Inheritance

I was watching a TV show about people fighting over an inheritance from a parent who was still alive. Included in this dustup was these siblings’ concern that their parent would spend all of her money before she died and have nothing to leave them. You know that just ticked me off immensely.

It may be because I never had any expectation of an inheritance of any kind. Yes, I received a few keepsakes and mementos from my parents; most of them long before they passed away. Some of them have some intrinsic value; most do not. The ones that have the least intrinsic value are the most priceless to me.

When my mother passed away my first question to my sister, with whom my mother lived with in her last years, was whether there was my there was enough money to cover my mothers debts as I could and would make sure my sister was not left hold the bag. That was the level of my inheritance. As it was I received nothing (nada, zilch, zero). Nor did I expect to. Nor did I need to. My parents gave me everything they could while they were alive. While often it was not much financially, they never held back in what they had both financially and morally.
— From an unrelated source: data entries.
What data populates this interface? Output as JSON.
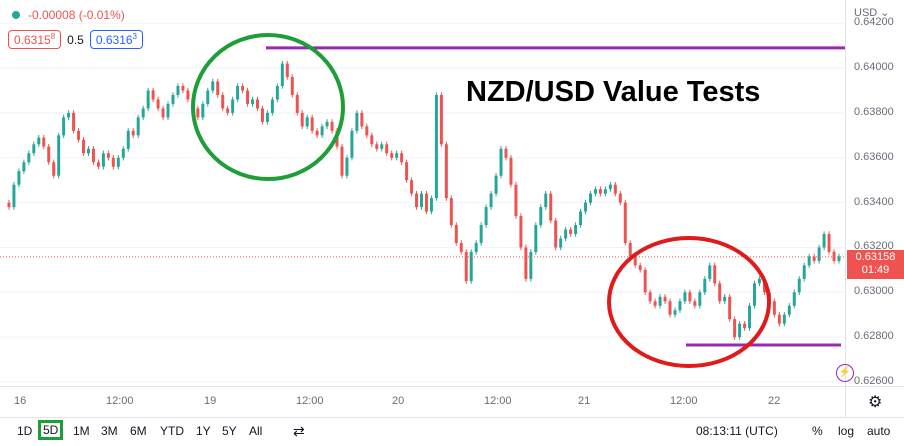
{
  "legend": {
    "change": "-0.00008 (-0.01%)",
    "bid": "0.6315",
    "bid_sup": "8",
    "spread": "0.5",
    "ask": "0.6316",
    "ask_sup": "3"
  },
  "annotation_title": "NZD/USD Value Tests",
  "price_axis": {
    "currency": "USD",
    "currency_icon": "chevron-down-icon",
    "ticks": [
      "0.64200",
      "0.64000",
      "0.63800",
      "0.63600",
      "0.63400",
      "0.63200",
      "0.63000",
      "0.62800",
      "0.62600"
    ],
    "current_price": "0.63158",
    "countdown": "01:49"
  },
  "time_axis": {
    "ticks": [
      "16",
      "12:00",
      "19",
      "12:00",
      "20",
      "12:00",
      "21",
      "12:00",
      "22"
    ]
  },
  "bottom_bar": {
    "timeframes": [
      "1D",
      "5D",
      "1M",
      "3M",
      "6M",
      "YTD",
      "1Y",
      "5Y",
      "All"
    ],
    "active_timeframe": "5D",
    "time": "08:13:11 (UTC)",
    "percent": "%",
    "log": "log",
    "auto": "auto"
  },
  "colors": {
    "up": "#26a69a",
    "down": "#ef5350",
    "resistance_line": "#9c27b0",
    "circle_top": "#1e9e38",
    "circle_bottom": "#e01b1b",
    "price_tag": "#ef5350"
  },
  "chart_data": {
    "type": "line",
    "title": "NZD/USD Value Tests",
    "xlabel": "",
    "ylabel": "",
    "ylim": [
      0.626,
      0.6425
    ],
    "x_ticks": [
      "16",
      "12:00",
      "19",
      "12:00",
      "20",
      "12:00",
      "21",
      "12:00",
      "22"
    ],
    "series": [
      {
        "points": [
          [
            0,
            0.634
          ],
          [
            3,
            0.6338
          ],
          [
            6,
            0.6348
          ],
          [
            9,
            0.6354
          ],
          [
            12,
            0.6358
          ],
          [
            15,
            0.6362
          ],
          [
            18,
            0.6366
          ],
          [
            21,
            0.6369
          ],
          [
            24,
            0.6365
          ],
          [
            27,
            0.6358
          ],
          [
            30,
            0.6352
          ],
          [
            33,
            0.637
          ],
          [
            36,
            0.6378
          ],
          [
            39,
            0.638
          ],
          [
            42,
            0.6372
          ],
          [
            45,
            0.6368
          ],
          [
            48,
            0.6362
          ],
          [
            51,
            0.6364
          ],
          [
            54,
            0.6358
          ],
          [
            57,
            0.6356
          ],
          [
            60,
            0.6362
          ],
          [
            63,
            0.636
          ],
          [
            66,
            0.6356
          ],
          [
            69,
            0.636
          ],
          [
            72,
            0.6364
          ],
          [
            75,
            0.6372
          ],
          [
            78,
            0.637
          ],
          [
            81,
            0.6378
          ],
          [
            84,
            0.6382
          ],
          [
            87,
            0.639
          ],
          [
            90,
            0.6386
          ],
          [
            93,
            0.6382
          ],
          [
            96,
            0.6378
          ],
          [
            99,
            0.6384
          ],
          [
            102,
            0.6388
          ],
          [
            105,
            0.6392
          ],
          [
            108,
            0.639
          ],
          [
            111,
            0.6386
          ],
          [
            114,
            0.6382
          ],
          [
            117,
            0.6378
          ],
          [
            120,
            0.6384
          ],
          [
            123,
            0.639
          ],
          [
            126,
            0.6394
          ],
          [
            129,
            0.6388
          ],
          [
            132,
            0.6382
          ],
          [
            135,
            0.638
          ],
          [
            138,
            0.6386
          ],
          [
            141,
            0.6392
          ],
          [
            144,
            0.639
          ],
          [
            147,
            0.6384
          ],
          [
            150,
            0.6386
          ],
          [
            153,
            0.6382
          ],
          [
            156,
            0.6376
          ],
          [
            159,
            0.638
          ],
          [
            162,
            0.6386
          ],
          [
            165,
            0.6392
          ],
          [
            168,
            0.6402
          ],
          [
            171,
            0.6396
          ],
          [
            174,
            0.6388
          ],
          [
            177,
            0.638
          ],
          [
            180,
            0.6374
          ],
          [
            183,
            0.6378
          ],
          [
            186,
            0.6372
          ],
          [
            189,
            0.637
          ],
          [
            192,
            0.6374
          ],
          [
            195,
            0.6376
          ],
          [
            198,
            0.6372
          ],
          [
            201,
            0.6365
          ],
          [
            204,
            0.6352
          ],
          [
            207,
            0.636
          ],
          [
            210,
            0.6372
          ],
          [
            213,
            0.638
          ],
          [
            216,
            0.6374
          ],
          [
            219,
            0.637
          ],
          [
            222,
            0.6366
          ],
          [
            225,
            0.6364
          ],
          [
            228,
            0.6366
          ],
          [
            231,
            0.6362
          ],
          [
            234,
            0.636
          ],
          [
            237,
            0.6362
          ],
          [
            240,
            0.6358
          ],
          [
            243,
            0.635
          ],
          [
            246,
            0.6344
          ],
          [
            249,
            0.6338
          ],
          [
            252,
            0.6344
          ],
          [
            255,
            0.6336
          ],
          [
            258,
            0.6342
          ],
          [
            261,
            0.6388
          ],
          [
            264,
            0.6366
          ],
          [
            267,
            0.6342
          ],
          [
            270,
            0.633
          ],
          [
            273,
            0.6322
          ],
          [
            276,
            0.6318
          ],
          [
            279,
            0.6305
          ],
          [
            282,
            0.6318
          ],
          [
            285,
            0.6322
          ],
          [
            288,
            0.633
          ],
          [
            291,
            0.6338
          ],
          [
            294,
            0.6344
          ],
          [
            297,
            0.6352
          ],
          [
            300,
            0.6364
          ],
          [
            303,
            0.636
          ],
          [
            306,
            0.6348
          ],
          [
            309,
            0.6334
          ],
          [
            312,
            0.632
          ],
          [
            315,
            0.6306
          ],
          [
            318,
            0.6318
          ],
          [
            321,
            0.633
          ],
          [
            324,
            0.6338
          ],
          [
            327,
            0.6344
          ],
          [
            330,
            0.6332
          ],
          [
            333,
            0.632
          ],
          [
            336,
            0.6324
          ],
          [
            339,
            0.6328
          ],
          [
            342,
            0.6326
          ],
          [
            345,
            0.633
          ],
          [
            348,
            0.6336
          ],
          [
            351,
            0.634
          ],
          [
            354,
            0.6344
          ],
          [
            357,
            0.6346
          ],
          [
            360,
            0.6344
          ],
          [
            363,
            0.6346
          ],
          [
            366,
            0.6348
          ],
          [
            369,
            0.6344
          ],
          [
            372,
            0.634
          ],
          [
            375,
            0.6322
          ],
          [
            378,
            0.6316
          ],
          [
            381,
            0.6312
          ],
          [
            384,
            0.631
          ],
          [
            387,
            0.63
          ],
          [
            390,
            0.6296
          ],
          [
            393,
            0.6294
          ],
          [
            396,
            0.6298
          ],
          [
            399,
            0.6296
          ],
          [
            402,
            0.629
          ],
          [
            405,
            0.6292
          ],
          [
            408,
            0.6296
          ],
          [
            411,
            0.63
          ],
          [
            414,
            0.6296
          ],
          [
            417,
            0.6294
          ],
          [
            420,
            0.63
          ],
          [
            423,
            0.6306
          ],
          [
            426,
            0.6312
          ],
          [
            429,
            0.6304
          ],
          [
            432,
            0.6296
          ],
          [
            435,
            0.6298
          ],
          [
            438,
            0.6288
          ],
          [
            441,
            0.628
          ],
          [
            444,
            0.6286
          ],
          [
            447,
            0.6284
          ],
          [
            450,
            0.6294
          ],
          [
            453,
            0.6304
          ],
          [
            456,
            0.6306
          ],
          [
            459,
            0.63
          ],
          [
            462,
            0.6296
          ],
          [
            465,
            0.629
          ],
          [
            468,
            0.6286
          ],
          [
            471,
            0.629
          ],
          [
            474,
            0.6294
          ],
          [
            477,
            0.63
          ],
          [
            480,
            0.6306
          ],
          [
            483,
            0.6312
          ],
          [
            486,
            0.6316
          ],
          [
            489,
            0.6314
          ],
          [
            492,
            0.632
          ],
          [
            495,
            0.6326
          ],
          [
            498,
            0.6318
          ],
          [
            501,
            0.6314
          ],
          [
            504,
            0.6316
          ]
        ]
      }
    ],
    "annotations": [
      {
        "type": "hline",
        "price": 0.6409,
        "label": ""
      },
      {
        "type": "hline",
        "price": 0.62765,
        "label": ""
      },
      {
        "type": "ellipse",
        "label": ""
      },
      {
        "type": "ellipse",
        "label": ""
      }
    ]
  }
}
When they could help, the did. They did not have much but they gave their children everything they had. Inheritance. Hell, who needed any money.

That is why I look at these stories with a strange outlook. I never had any form of greed for someone else’s money or possessions; and that is what squabbling over an inheritance is. Why should someone feel that they should get something that they did not earn? I do not know. I guess that because of not ever being in a situation where I could be in line for an inheritance makes me think that way but that is they way I feel. To me planning on an inheritance is like planning on winning the lottery. Hoping for found money that you truly are not entitled to.